At the House International Relations Committee markup of H.J. Res. 114, U.S. Representative Sherrod Brown (D-OH) put forward an amendment that contained a series of questions he argued the administration must answer in order for Congress to fulfill its constitutional responsibility regarding a prospective war, and to gain the confidence of the American people. The address by President George W. Bush on Monday evening failed to provide answers to these critical questions. Representative Brown’s amendment, as did a previous letter to the president from House Armed Services ranking Democrat, Ike Skelton (dated September 4th) asked a number of important questions, and requested specific information on a number of points. Among these are:

THE INFORMATION REQUESTED : A comprehensive analysis of the effect on the stability of Iraq, and the region, of any “regime change” in Iraq that may occur as the result of U.S. military action, including, but not limited to, the effect on the national aspirations of the Kurds, Turkey and its continued support for United States policy in the region, the economic and political impact on Jordan and the stability of the Jordanian Monarchy, and the economic and political stability of Saudi Arabia.

THE PRESIDENT’S RESPONSE : While pledging to “help the Iraqi people rebuild their economy and create the institutions of liberty in a unified Iraq at peace with its neighbors,” the president mentioned no specifics and offered no plan.
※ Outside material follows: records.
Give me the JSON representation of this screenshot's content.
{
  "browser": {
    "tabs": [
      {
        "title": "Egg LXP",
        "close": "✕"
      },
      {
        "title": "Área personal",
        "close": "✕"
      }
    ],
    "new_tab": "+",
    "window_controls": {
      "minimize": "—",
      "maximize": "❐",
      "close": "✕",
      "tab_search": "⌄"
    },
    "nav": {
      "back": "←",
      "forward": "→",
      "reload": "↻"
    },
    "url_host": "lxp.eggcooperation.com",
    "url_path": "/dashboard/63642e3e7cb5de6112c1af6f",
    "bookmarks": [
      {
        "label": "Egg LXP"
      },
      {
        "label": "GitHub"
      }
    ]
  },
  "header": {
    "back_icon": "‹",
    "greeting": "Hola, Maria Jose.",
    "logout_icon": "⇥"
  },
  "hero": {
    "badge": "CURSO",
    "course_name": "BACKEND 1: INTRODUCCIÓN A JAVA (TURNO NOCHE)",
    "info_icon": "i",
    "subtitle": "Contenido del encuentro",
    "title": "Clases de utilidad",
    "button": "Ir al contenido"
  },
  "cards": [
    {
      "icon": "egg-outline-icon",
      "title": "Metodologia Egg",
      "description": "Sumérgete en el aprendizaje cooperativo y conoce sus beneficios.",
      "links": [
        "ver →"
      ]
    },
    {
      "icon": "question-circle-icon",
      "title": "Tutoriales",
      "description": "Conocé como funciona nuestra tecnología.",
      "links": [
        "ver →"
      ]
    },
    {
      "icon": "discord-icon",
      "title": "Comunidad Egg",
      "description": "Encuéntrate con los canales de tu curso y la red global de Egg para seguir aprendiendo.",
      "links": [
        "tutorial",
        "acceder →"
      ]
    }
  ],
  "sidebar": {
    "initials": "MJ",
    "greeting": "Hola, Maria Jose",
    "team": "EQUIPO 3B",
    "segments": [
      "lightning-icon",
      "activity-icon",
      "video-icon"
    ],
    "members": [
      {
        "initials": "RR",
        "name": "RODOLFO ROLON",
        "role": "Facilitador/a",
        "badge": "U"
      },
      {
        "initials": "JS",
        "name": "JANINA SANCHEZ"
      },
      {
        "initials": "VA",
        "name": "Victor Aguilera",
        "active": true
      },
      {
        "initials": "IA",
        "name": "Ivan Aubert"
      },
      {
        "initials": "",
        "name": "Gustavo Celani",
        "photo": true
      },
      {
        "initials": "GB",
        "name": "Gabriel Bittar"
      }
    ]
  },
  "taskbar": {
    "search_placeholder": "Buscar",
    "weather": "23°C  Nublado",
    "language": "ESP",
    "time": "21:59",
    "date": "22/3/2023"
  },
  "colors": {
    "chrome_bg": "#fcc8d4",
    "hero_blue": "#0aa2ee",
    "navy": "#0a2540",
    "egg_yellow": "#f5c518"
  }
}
THE INFORMATION REQUESTED : A comprehensive statement that details the nature and extent of the international support for military operations in Iraq, and what effect, if any, a military action against Iraq will mean for the broader war on terrorism, including, but not limited to, that of support from our allies in the Middle East.

THE PRESIDENT’S RESPONSE : President Bush claimed that the United States would be leading a coalition of allies but failed to mention any countries that would be part of such a coalition. Most of our “friends” in the region–Turkey, Saudi Arabia, Jordan–have strongly urged us not to go to war.

THE INFORMATION REQUESTED : A comprehensive plan for U.S. financial and political commitment to long-term cultural, economic, and political stabilization in a free Iraq.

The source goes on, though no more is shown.